Each one of us reacts in a different way to these types of challenges. Some of us crawl under the covers and cry. Some of us rush out to the front lines to volunteer and to help. Some of us become paralyzed, not knowing what to do. And some of us write letters to the community.

I want each of you to know that I believe that the UO community will emerge from this horrible sequence of events strong. I have already seen evidence of our resilience as faculty switched to remote education last spring with one week’s notice; as our custodians went above and beyond the call of duty to keep our community safe; as our administrators worked night and day and weekends to plan for whatever emergency came our way; as our students reached out to admitted students to encourage them to enroll and join the UO community. I saw this in the efforts of a group of researchers who put their own work on hold for months to develop a test for COVID-19 that will be administered to all students in our residence halls starting this week. And, I saw this spirit again last week as faculty, staff, and students dropped everything and sometimes put themselves at risk to help their neighbors by fighting fires, sorting donations, or donating money to the wildfire relief efforts.
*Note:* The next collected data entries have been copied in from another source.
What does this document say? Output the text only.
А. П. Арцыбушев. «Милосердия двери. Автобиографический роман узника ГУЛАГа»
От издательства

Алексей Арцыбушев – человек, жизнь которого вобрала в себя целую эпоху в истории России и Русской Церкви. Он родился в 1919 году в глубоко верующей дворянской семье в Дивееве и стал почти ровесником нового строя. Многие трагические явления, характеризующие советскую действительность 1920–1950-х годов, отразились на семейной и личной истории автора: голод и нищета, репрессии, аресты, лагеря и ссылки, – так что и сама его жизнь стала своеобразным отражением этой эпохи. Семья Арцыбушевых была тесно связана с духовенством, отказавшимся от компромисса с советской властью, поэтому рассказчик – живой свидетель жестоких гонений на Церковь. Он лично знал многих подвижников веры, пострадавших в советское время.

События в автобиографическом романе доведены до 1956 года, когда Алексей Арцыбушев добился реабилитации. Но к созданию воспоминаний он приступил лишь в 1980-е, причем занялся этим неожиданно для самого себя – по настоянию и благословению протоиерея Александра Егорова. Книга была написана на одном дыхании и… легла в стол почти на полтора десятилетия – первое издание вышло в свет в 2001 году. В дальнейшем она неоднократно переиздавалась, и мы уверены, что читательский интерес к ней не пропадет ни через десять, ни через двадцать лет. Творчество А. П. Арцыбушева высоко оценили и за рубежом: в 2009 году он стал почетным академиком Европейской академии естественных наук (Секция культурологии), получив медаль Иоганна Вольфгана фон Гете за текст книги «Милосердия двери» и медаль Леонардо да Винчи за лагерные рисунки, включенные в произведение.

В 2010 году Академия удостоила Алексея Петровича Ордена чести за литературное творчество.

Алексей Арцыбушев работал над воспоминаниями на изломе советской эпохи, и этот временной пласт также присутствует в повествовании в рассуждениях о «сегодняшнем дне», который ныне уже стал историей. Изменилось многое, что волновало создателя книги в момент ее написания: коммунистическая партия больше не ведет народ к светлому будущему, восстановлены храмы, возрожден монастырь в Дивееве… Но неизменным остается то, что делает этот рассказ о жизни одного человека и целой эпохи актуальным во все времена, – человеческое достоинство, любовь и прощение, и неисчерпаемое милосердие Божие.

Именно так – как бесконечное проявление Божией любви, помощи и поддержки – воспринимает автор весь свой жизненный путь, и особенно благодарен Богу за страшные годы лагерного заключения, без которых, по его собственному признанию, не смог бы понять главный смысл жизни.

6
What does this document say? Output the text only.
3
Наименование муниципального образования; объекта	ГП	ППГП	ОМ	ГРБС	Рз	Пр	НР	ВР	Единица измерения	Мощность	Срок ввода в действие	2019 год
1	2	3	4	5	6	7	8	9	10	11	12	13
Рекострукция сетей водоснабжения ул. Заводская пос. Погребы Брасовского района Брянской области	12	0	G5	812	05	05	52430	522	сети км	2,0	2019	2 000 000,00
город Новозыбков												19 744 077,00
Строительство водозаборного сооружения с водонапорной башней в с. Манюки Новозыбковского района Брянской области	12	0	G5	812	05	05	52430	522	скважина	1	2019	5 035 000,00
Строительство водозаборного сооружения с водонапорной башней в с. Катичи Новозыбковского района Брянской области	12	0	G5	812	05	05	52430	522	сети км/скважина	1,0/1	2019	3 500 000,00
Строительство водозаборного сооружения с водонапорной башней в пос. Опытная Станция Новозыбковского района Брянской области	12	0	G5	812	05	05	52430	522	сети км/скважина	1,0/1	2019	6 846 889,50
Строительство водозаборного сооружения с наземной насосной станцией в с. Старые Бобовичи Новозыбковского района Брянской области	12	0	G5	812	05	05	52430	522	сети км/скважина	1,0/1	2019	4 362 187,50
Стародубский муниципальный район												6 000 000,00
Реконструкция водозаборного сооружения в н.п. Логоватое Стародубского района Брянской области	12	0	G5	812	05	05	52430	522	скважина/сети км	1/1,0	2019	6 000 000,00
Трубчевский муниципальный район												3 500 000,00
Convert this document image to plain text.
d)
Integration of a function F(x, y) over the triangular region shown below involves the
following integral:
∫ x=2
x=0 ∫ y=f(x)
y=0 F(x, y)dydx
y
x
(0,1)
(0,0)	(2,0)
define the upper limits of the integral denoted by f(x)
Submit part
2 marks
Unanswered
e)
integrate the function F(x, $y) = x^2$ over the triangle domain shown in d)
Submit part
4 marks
This sense of community and caring is what gives me optimism as we begin our fall term. We have challenges ahead of us. The days to come will not be easy. There is no doubt that we will stumble. Cases of COVID-19 will rise and fall in our community as students return. The fires will continue to smolder, sending plumes of smoke our way every now and then. Our forward progress toward racial justice will not be in a straight line. While we will stumble, I am also confident that we will pick ourselves up and keep going. I believe that we have shown our ability to weather hardship again and again. We do it because we are a community. We do it because we are united in our belief in the mission of our university. Because what we do—educating the next generation and adding to knowledge—is a reaffirmation of humanity and the future.

I am proud to be part of our University of Oregon community and I want you to know how proud and grateful I am for each of you.